There are several other judgements of the CJEU concerning the character and classification of the substances transported across the borders. Most notably, in C-241/12 (Shell Nederland), the CJEU had to classify over 333 000 kilograms of an oil product returned by a buyer in Belgium to a Dutch company Shell. The buyer was unable to store or retain the oil product due to a fault in its composition caused, accidentally, at the loading of the initial transfer of the product from the Netherlands to Belgium. Determining whether the oil-product was ‘waste’ was essential for the criminal proceedings instituted against Shell. According to the CJEU, the client cannot be regarded as having intended to dispose of or recover the consignment at issue since it was returned based on the contract. It was, however, much more challenging to assess the position of Shell and determine whether Shell intended to ‘discard’ the consignment at issue, at the time when its contamination was disclosed. The CJEU took into account that the substance had commercial value and could be sold on the market without being processed. The decisive fact, however, was that Shell took back the consignment at issue with the intention of blending it and placing it back on the market. For that reason, it could not be considered waste under the WSR.

The case-law of the CJEU also helps to understand the relationship between the legal regimes introduced by various pieces of EU legislation. For example in C-634/17 (ReFood), the CJEU ruled that shipments of animal by-products falling within the scope of Regulation No 1069/2009 (Animal by-products Regulation), are excluded from the scope of the WSR, unless the Animal by-products Regulation expressly provides for the application of the WSR. In C-399/17 (Commission v Czech Republic), the Court has been called upon to decide whether the Czech Republic has failed to fulfil its obligations under the WSR by refusing to take back a substance known as TPS-NOLO (or Geobal) that had been shipped to Poland without respecting the requisite formalities of the WSR. The Czech Government argued that the substance was not waste since it was registered under the REACH Regulation (Regulation No 1907/2006) and was used as a fuel.

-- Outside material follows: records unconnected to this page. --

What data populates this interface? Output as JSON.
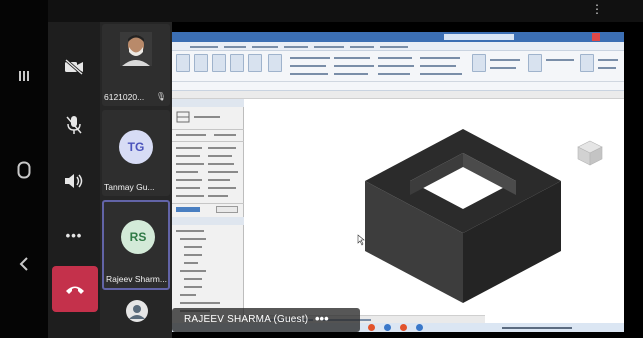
{
  "participants": {
    "p1": {
      "name": "6121020..."
    },
    "p2": {
      "initials": "TG",
      "name": "Tanmay Gu..."
    },
    "p3": {
      "initials": "RS",
      "name": "Rajeev Sharm..."
    }
  },
  "presenter": {
    "label": "RAJEEV SHARMA (Guest)",
    "more": "•••"
  },
  "controls": {
    "more_label": "•••",
    "icons": [
      "camera-off-icon",
      "mic-off-icon",
      "speaker-icon",
      "more-icon",
      "hang-up-icon"
    ]
  },
  "system_nav": {
    "icons": [
      "recents-icon",
      "home-icon",
      "back-icon"
    ]
  },
  "colors": {
    "hangup": "#c4314b",
    "ribbon": "#3c6fb4",
    "tg_avatar": "#d7dcf5",
    "rs_avatar": "#d3ead8"
  }
}
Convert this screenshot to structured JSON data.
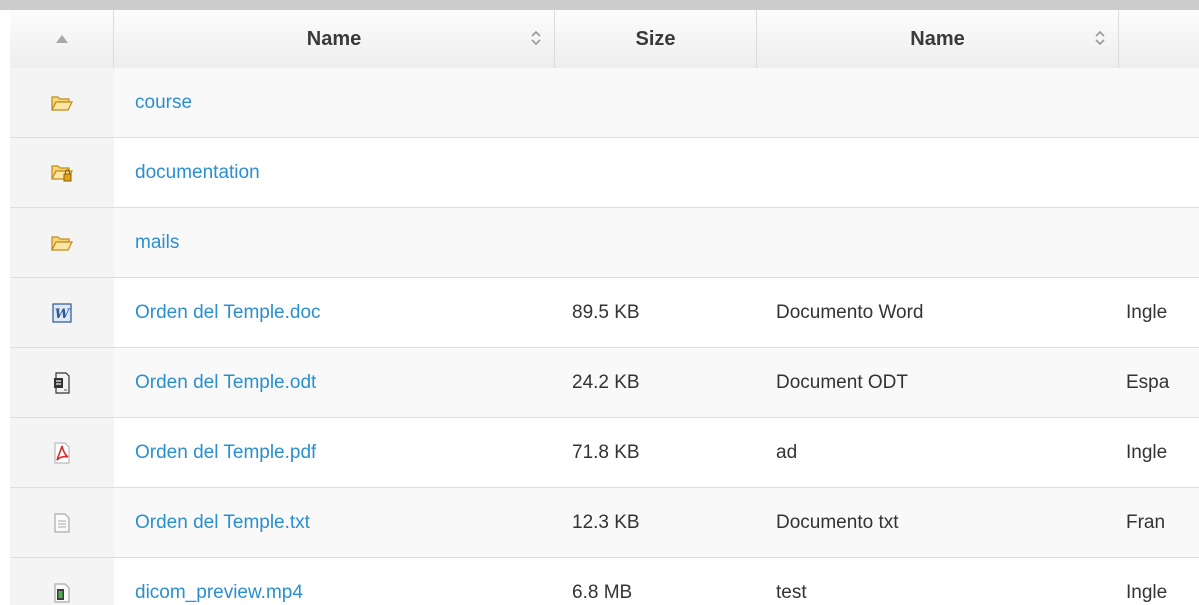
{
  "header": {
    "col_sort_icon": "triangle-up-icon",
    "col_name": "Name",
    "col_size": "Size",
    "col_desc": "Name"
  },
  "rows": [
    {
      "icon": "folder-open-icon",
      "name": "course",
      "size": "",
      "desc": "",
      "lang": ""
    },
    {
      "icon": "folder-locked-icon",
      "name": "documentation",
      "size": "",
      "desc": "",
      "lang": ""
    },
    {
      "icon": "folder-open-icon",
      "name": "mails",
      "size": "",
      "desc": "",
      "lang": ""
    },
    {
      "icon": "word-doc-icon",
      "name": "Orden del Temple.doc",
      "size": "89.5 KB",
      "desc": "Documento Word",
      "lang": "Ingle"
    },
    {
      "icon": "odt-doc-icon",
      "name": "Orden del Temple.odt",
      "size": "24.2 KB",
      "desc": "Document ODT",
      "lang": "Espa"
    },
    {
      "icon": "pdf-icon",
      "name": "Orden del Temple.pdf",
      "size": "71.8 KB",
      "desc": "ad",
      "lang": "Ingle"
    },
    {
      "icon": "text-file-icon",
      "name": "Orden del Temple.txt",
      "size": "12.3 KB",
      "desc": "Documento txt",
      "lang": "Fran"
    },
    {
      "icon": "video-file-icon",
      "name": "dicom_preview.mp4",
      "size": "6.8 MB",
      "desc": "test",
      "lang": "Ingle"
    }
  ],
  "colors": {
    "link": "#2a8fd0",
    "folder": "#f0b429"
  }
}
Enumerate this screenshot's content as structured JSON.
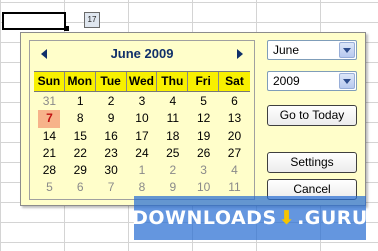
{
  "calendar": {
    "launch_label": "17",
    "title": "June 2009",
    "weekdays": [
      "Sun",
      "Mon",
      "Tue",
      "Wed",
      "Thu",
      "Fri",
      "Sat"
    ],
    "weeks": [
      [
        "31",
        "1",
        "2",
        "3",
        "4",
        "5",
        "6"
      ],
      [
        "7",
        "8",
        "9",
        "10",
        "11",
        "12",
        "13"
      ],
      [
        "14",
        "15",
        "16",
        "17",
        "18",
        "19",
        "20"
      ],
      [
        "21",
        "22",
        "23",
        "24",
        "25",
        "26",
        "27"
      ],
      [
        "28",
        "29",
        "30",
        "1",
        "2",
        "3",
        "4"
      ],
      [
        "5",
        "6",
        "7",
        "8",
        "9",
        "10",
        "11"
      ]
    ],
    "today": "7",
    "header_color": "#f8f000",
    "today_color": "#f7b38a"
  },
  "controls": {
    "month_select": "June",
    "year_select": "2009",
    "goto_today": "Go to Today",
    "settings": "Settings",
    "cancel": "Cancel"
  },
  "watermark": {
    "left": "DOWNLOADS",
    "right": ".GURU"
  }
}
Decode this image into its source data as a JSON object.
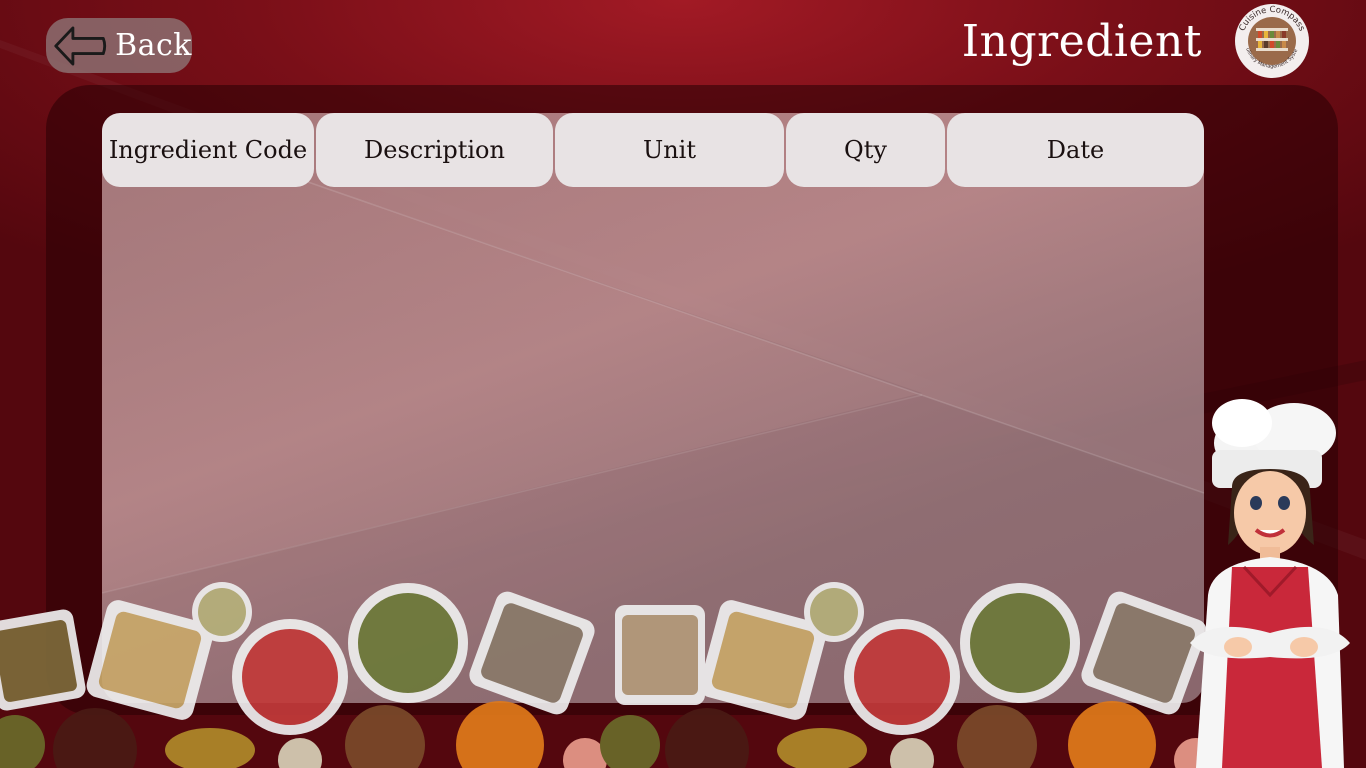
{
  "header": {
    "back_label": "Back",
    "title": "Ingredient"
  },
  "logo": {
    "text": "Cuisine Compass",
    "subtext": "Culinary Management System"
  },
  "table": {
    "columns": [
      "Ingredient Code",
      "Description",
      "Unit",
      "Qty",
      "Date"
    ],
    "rows": []
  },
  "colors": {
    "background": "#7a0f18",
    "header_cell": "#e8e3e4",
    "header_text": "#1a1010",
    "title_text": "#ffffff"
  },
  "icons": {
    "back": "arrow-left-icon",
    "logo": "cuisine-compass-logo",
    "chef": "chef-illustration"
  }
}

The CJEU concluded that the Commission has failed to prove that the shipment in question was a shipment of waste within the meaning of the WSR and that it therefore did not constitute an illegal shipment for the purposes of that regulation. According to the CJEU, the mixture at issue may have been wrongly registered under the REACH Regulation in disregard of its classification as waste. However, such a hypothesis cannot be taken to demonstrate that the mixture is waste. While not permitting a definitive conclusion to the contrary, the registration of a substance under the REACH Regulation is, nevertheless, relevant for the purpose of determining whether that substance has ceased to be waste (see also C-358/11, Lapin ELY-keskus, liikenne ja cost-effectiveness).

In C-1/11 (Interseroh Scrap and Metals Trading), the national court asked, in essence, whether the obligation to provide information, laid down in Article 18(1) of the WSR, can be limited by the right to protection of business secrecy. The CJEU concluded that the consequence of the administrative tracking procedure provided for in the WSR is that the consignee of the shipment will be made aware of the name of the waste producer and no derogation may be inferred from that regulation. The scope of such confidentiality requirements is necessarily limited to the contacts which persons having access to the shipment document, namely the competent administrative authorities and persons involved in the shipment in question, have with third parties to that shipment.